CUDA threadIdx issue

Jean_Da_Rolt · January 28, 2019, 2:16am

Hi,

I’m implementing a CUDA extension to be used inside Python code. However I’m getting a strange error and I’m having trouble to debug it.
The caller of the CUDA kernel uses this code:

dim3 grid_dim(94, 94, 6);
dim3 block_dim(64);
kernel<<grid_dim, block_dim>>(params...)

For some reason, I’m getting this error:

/opt/conda/conda-bld/pytorch_1544174967633/work/aten/src/ATen/native/cuda/IndexKernel.cu:53: lambda [](int)->auto::operator()(int)->auto: block: [45,0,0], thread: [95,0,0] Assertion `index >= -sizes[i] && index < sizes[i] && "index out of bounds"` failed.
RuntimeError: merge_sort: failed to synchronize: device-side assert triggered

With that in mind, I have two questions:

If the block dimensions (how many threads are in a block) are (64,1,1), should I get this “thread: [95,0,0]”? Isn’t 95 out of the range of the block dimensions?
How can I debug a CUDA kernel inside Python code? (I usually use pdb for debugging python code, gdb for C++, or cuda-gbc for CUDA code, but I didn’t find a way to debug CUDA coda surrounded by a python wrapper.
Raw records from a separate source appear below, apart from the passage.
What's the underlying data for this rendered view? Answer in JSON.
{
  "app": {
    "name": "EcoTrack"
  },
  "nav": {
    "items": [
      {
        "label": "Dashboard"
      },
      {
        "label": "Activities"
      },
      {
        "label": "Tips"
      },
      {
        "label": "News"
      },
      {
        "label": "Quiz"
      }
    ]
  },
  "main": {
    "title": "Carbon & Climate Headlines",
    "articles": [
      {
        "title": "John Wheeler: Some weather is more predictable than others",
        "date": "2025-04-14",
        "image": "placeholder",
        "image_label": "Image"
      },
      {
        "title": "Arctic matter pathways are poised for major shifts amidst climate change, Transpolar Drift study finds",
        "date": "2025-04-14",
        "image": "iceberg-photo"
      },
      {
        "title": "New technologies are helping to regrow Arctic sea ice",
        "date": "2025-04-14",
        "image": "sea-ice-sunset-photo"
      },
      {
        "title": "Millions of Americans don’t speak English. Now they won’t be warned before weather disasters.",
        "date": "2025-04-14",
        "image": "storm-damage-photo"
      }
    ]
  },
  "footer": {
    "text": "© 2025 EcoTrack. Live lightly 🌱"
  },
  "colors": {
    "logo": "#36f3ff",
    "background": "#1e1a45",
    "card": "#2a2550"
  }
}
I thought about writing a test case just in CUDA, but then I need to compile it by hand and link Aten and other libraries by myself).

I welcome any suggestions that you may have.

Thank you,

albanD · January 28, 2019, 10:32am

Hi,

I think the error you see does not come from your kernel but from an indexing operation that gets an invalid index value:

Assertion index >= -sizes[i] && index < sizes[i] && "index out of bounds"` failed.
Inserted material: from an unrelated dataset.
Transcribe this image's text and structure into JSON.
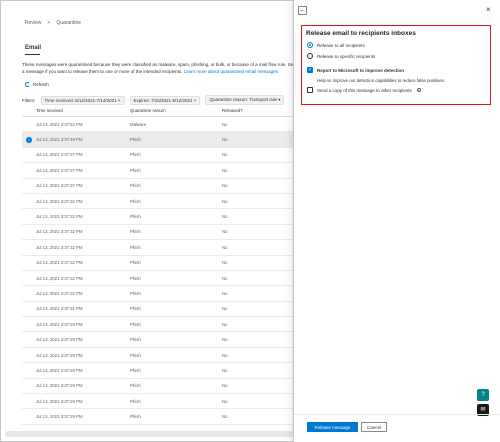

You can run your script with CUDA_LAUNCH_BLOCKING=1 to get a proper python stacktrace.

Jean_Da_Rolt · January 28, 2019, 12:20pm

Hi @albanD,

Thanks for the suggestion. However I already tried that (the stacktrace keeps unchanged). I believe that the error comes from the kernel since it is triggered from device-side.

albanD · January 28, 2019, 1:53pm

You can find here the assert that is triggered. So you can check where this function is called.

Jean_Da_Rolt · January 29, 2019, 1:15am

Hi @albanD,

I found the bug. I didn’t realize that ATen functions were generating those ranges for kernel threads inside the functions. Thanks for your help.

By the way, I see in a lot of codes a pattern like this:
at::Tensor t = at::empty({5, 10}); // creating tensor with at function
then
int* t2 = t.data<int>(); // getting the raw data
then
t2[row_idx*10 + col_idx] = value; //assigning values to t2

Do you know why people write like this instead of just using aten tensor directly like this:

at::Tensor t = at::empty({5, 10}); // creating tensor with at function
t[row_idx][col_idx] = value;

I think is something obvious, but I’m maybe too tired to understand.

Thank you again!

albanD · January 29, 2019, 10:10am

Aten Tensors are fairly recent compared to the old part of the codebase. So some of it was written before Aten tensor with pointers and was changed only to unpack the Tensor.
Also I assume performance reasons as the first one simply computes and offset in memory while the second will actually index the tensor twice.